A small square loop of wire of side `l` is placed inside a large square loop of wire of side `L (L gt gt l)`. The loops are coplanar and their centre coincide. What is the mutual inductance of the system ?

To find the mutual inductance \( M \) of a small square loop of wire of side \( l \) placed inside a large square loop of wire of side \( L \) (where \( L \gg l \)), we can follow these steps: ### Step 1: Understanding the Setup We have two square loops: - A large square loop with side length \( L \). - A small square loop with side length \( l \) placed inside the large loop, such that their centers coincide. ### Step 2: Magnetic Field at the Center of the Large Loop When a current \( I \) flows through the large loop, it generates a magnetic field at its center.

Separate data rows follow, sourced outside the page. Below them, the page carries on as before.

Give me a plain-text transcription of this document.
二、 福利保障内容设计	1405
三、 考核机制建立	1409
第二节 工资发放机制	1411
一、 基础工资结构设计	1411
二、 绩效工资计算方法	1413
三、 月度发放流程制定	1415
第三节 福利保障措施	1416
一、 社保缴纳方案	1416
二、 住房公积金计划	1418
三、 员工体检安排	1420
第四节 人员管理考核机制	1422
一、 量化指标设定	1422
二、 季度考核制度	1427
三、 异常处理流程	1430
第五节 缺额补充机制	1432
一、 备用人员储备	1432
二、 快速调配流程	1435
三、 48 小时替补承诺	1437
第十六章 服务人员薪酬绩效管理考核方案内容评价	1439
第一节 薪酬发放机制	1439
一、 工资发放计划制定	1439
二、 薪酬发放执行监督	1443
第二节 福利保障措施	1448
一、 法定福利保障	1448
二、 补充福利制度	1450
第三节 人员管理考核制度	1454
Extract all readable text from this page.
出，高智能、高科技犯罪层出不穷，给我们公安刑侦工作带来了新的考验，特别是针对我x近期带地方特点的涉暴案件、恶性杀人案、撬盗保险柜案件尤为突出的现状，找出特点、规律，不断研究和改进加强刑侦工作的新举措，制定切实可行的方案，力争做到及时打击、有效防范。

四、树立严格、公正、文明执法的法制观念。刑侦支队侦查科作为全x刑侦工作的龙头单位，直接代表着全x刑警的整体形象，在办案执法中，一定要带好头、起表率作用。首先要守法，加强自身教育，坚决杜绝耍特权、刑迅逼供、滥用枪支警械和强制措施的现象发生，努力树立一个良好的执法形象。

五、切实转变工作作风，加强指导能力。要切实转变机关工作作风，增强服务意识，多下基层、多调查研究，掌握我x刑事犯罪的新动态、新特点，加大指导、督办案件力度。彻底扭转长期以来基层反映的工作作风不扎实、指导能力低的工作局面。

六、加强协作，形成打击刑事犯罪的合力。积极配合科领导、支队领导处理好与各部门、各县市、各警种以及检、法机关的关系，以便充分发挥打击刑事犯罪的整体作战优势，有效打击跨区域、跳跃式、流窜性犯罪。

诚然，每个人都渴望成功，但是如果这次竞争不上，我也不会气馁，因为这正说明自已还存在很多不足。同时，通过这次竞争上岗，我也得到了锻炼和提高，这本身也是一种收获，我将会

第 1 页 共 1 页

The magnetic field \( B \) due to a single side of the square loop at the center can be calculated using the formula: \[ B = \frac{\mu_0 I}{4\pi d} \sin(\theta) \] where \( d \) is the distance from the wire to the point where we are calculating the field, and \( \theta \) is the angle subtended at that point by the wire. For a square loop, the angle \( \theta \) at the center from each side is \( 45^\circ \). The distance \( d \) from the center to the midpoint of a side of the large loop is \( \frac{L}{2} \). ### Step 3: Calculate the Magnetic Field Contribution The total magnetic field at the center due to all four sides of the large loop can be calculated as: \[ B = 4 \cdot \left( \frac{\mu_0 I}{4\pi \frac{L}{2}} \sin(45^\circ) \right) \] Since \( \sin(45^\circ) = \frac{1}{\sqrt{2}} \), we have: \[ B = 4 \cdot \left( \frac{\mu_0 I}{4\pi \frac{L}{2}} \cdot \frac{1}{\sqrt{2}} \right) = \frac{2\sqrt{2} \mu_0 I}{\pi L} \] ### Step 4: Calculate the Magnetic Flux through the Small Loop The magnetic flux \( \Phi \) through the small loop is given by: \[ \Phi = B \cdot A \] where \( A \) is the area of the small loop. The area \( A \) of the small loop is \( l^2 \), so: \[ \Phi = \left( \frac{2\sqrt{2} \mu_0 I}{\pi L} \right) \cdot l^2 \] ### Step 5: Calculate the Mutual Inductance The mutual inductance \( M \) is defined as: \[ M = \frac{\Phi}{I} \] Substituting the expression for \( \Phi \): \[ M = \frac{\left( \frac{2\sqrt{2} \mu_0 I}{\pi L} \cdot l^2 \right)}{I} = \frac{2\sqrt{2} \mu_0 l^2}{\pi L} \] ### Final Result Thus, the mutual inductance of the system is: \[ M = \frac{2\sqrt{2} \mu_0 l^2}{\pi L} \]